While they're eating, the three guests ask where his wife Sarah is. Abraham points to her tent.
Then one of the guests declares that she will have a son. Hmmm, we've heard this before.
Sarah eavesdrops on the conversation and chuckles to herself because—we mean, she's already gone through menopause. Abraham laughed about this too, but he wasn't quite as discreet as Sarah (compare 17:17-18).
The Lord won't let it go. He interrogates Abraham for Sarah's laughter.
Guess what? Sarah lies about laughing, but come on, who's fooling who?
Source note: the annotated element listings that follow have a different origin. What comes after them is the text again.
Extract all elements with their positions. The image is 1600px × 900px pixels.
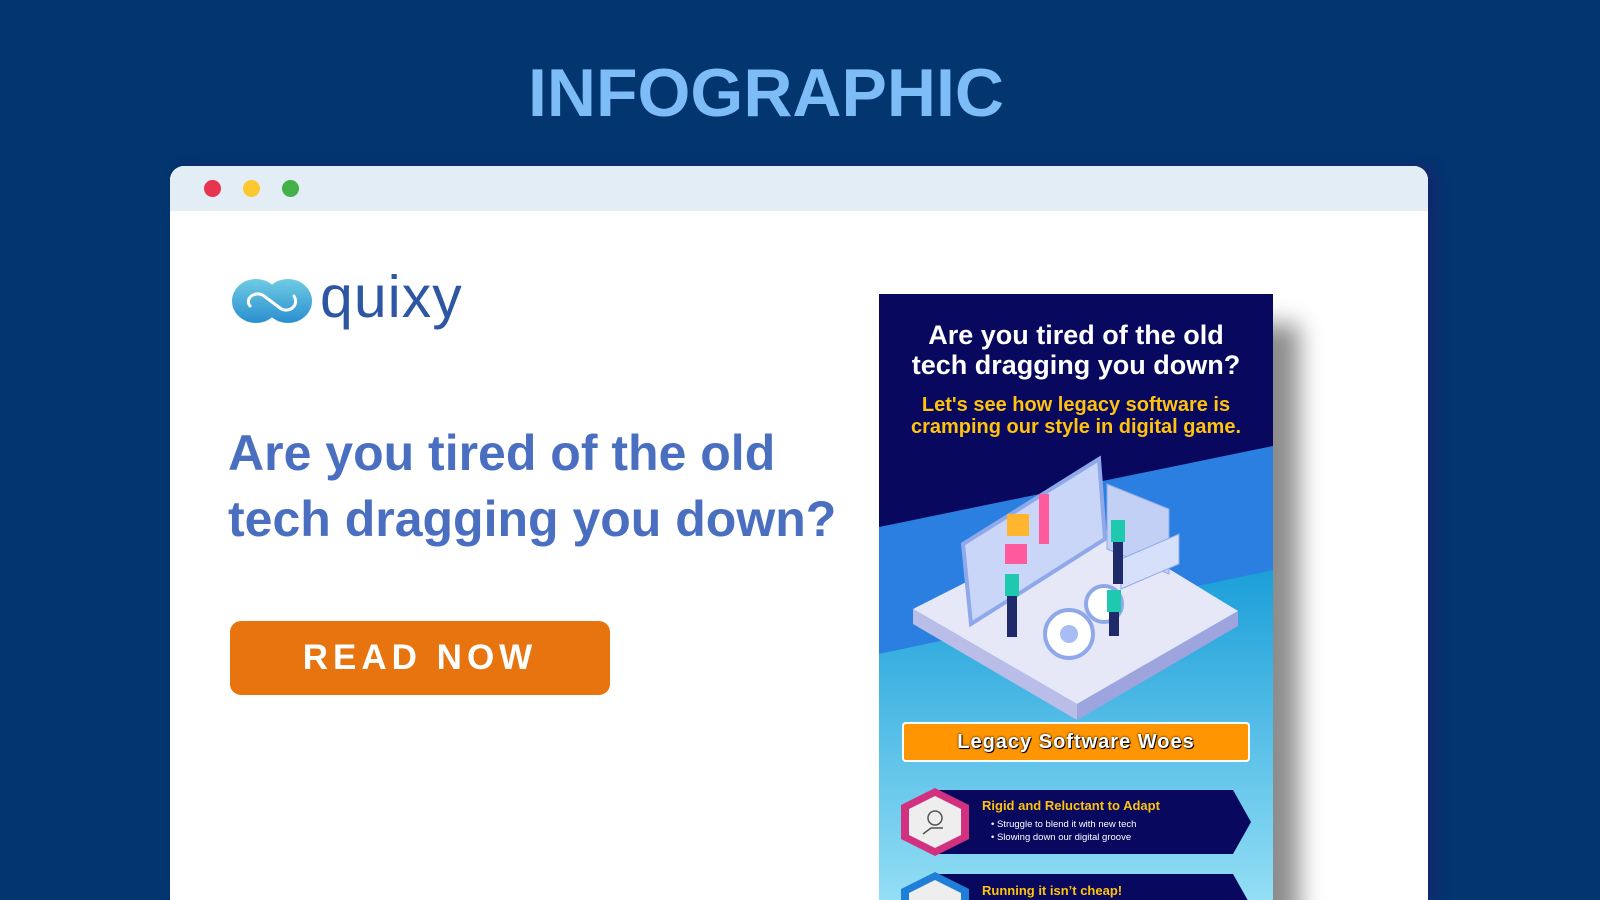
banner: legacy software woes: Legacy Software Woes [957, 731, 1195, 753]
item 1: rigid and reluctant: • Slowing down our digital groove [991, 832, 1131, 843]
window dots [204, 180, 299, 197]
infographic title: Are you tired of the old [928, 320, 1224, 350]
logo: quixy [232, 264, 463, 330]
item 1: rigid and reluctant: Rigid and Reluctant to Adapt [982, 798, 1160, 813]
item 2: running it isn't cheap: Running it isn’t cheap! [982, 883, 1122, 898]
item 1: rigid and reluctant [901, 788, 1251, 856]
icon: infinity logo [232, 279, 312, 323]
main heading: tech dragging you down? [228, 491, 836, 547]
banner: legacy software woes [902, 722, 1250, 762]
infographic title [912, 320, 1240, 380]
infographic subtitle: cramping our style in digital game. [911, 416, 1241, 438]
background bands [879, 446, 1273, 900]
browser top bar [170, 166, 1428, 211]
browser window [170, 166, 1428, 900]
infographic subtitle: Let's see how legacy software is [922, 394, 1230, 416]
infographic subtitle [911, 394, 1241, 438]
logo: quixy: quixy [320, 264, 463, 330]
main heading: Are you tired of the old [228, 425, 775, 481]
infographic preview [879, 294, 1273, 900]
item 1: rigid and reluctant: • Struggle to blend it with new tech [991, 819, 1136, 830]
main heading [228, 425, 836, 547]
button: read now: READ NOW [303, 638, 537, 677]
infographic title: tech dragging you down? [912, 350, 1240, 380]
title: INFOGRAPHIC [528, 55, 1004, 131]
illustration: isometric platform [913, 456, 1238, 720]
button: read now [230, 621, 610, 695]
item 2: running it isn't cheap [901, 872, 1248, 900]
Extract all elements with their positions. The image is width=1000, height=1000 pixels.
The Lord busts Sarah on her lie.
The three men set out toward Sodom, and Abraham walks with them as he says goodbye.
The Lord tells Abraham that the outcry of Sodom and Gomorrah is very loud, which means that their wickedness is serious stuff.
The Lord's going to go check it out, and if things are as bad as they sound, there's going to be trouble.
Abraham turns philosophical on us and starts questioning the nature of justice. He asks a fair question: will God destroy the righteous with the wicked?
Even if there's fifty good people, isn't it unfair to destroy everyone? God should distinguish between the innocent and the guilty. He is, after all, the "Judge of all the earth" (18:26). Doesn't that mean he should act with justice?
The Lord thinks Abraham has a good point. The deity didn't cut a bunch of deals with this guy for nothing.
Abraham pushes harder and asks whether this holds true for forty-five innocent people.
(Don't worry, he prefaces his remark by humbly admitting he is but dust and ashes. That's a smart thing to do when talking to authority figures, we guess.)
God agrees. God will not destroy the cities if there are forty-five righteous people there.
This continues until Abraham whittles the Lord down from fifty to ten righteous people.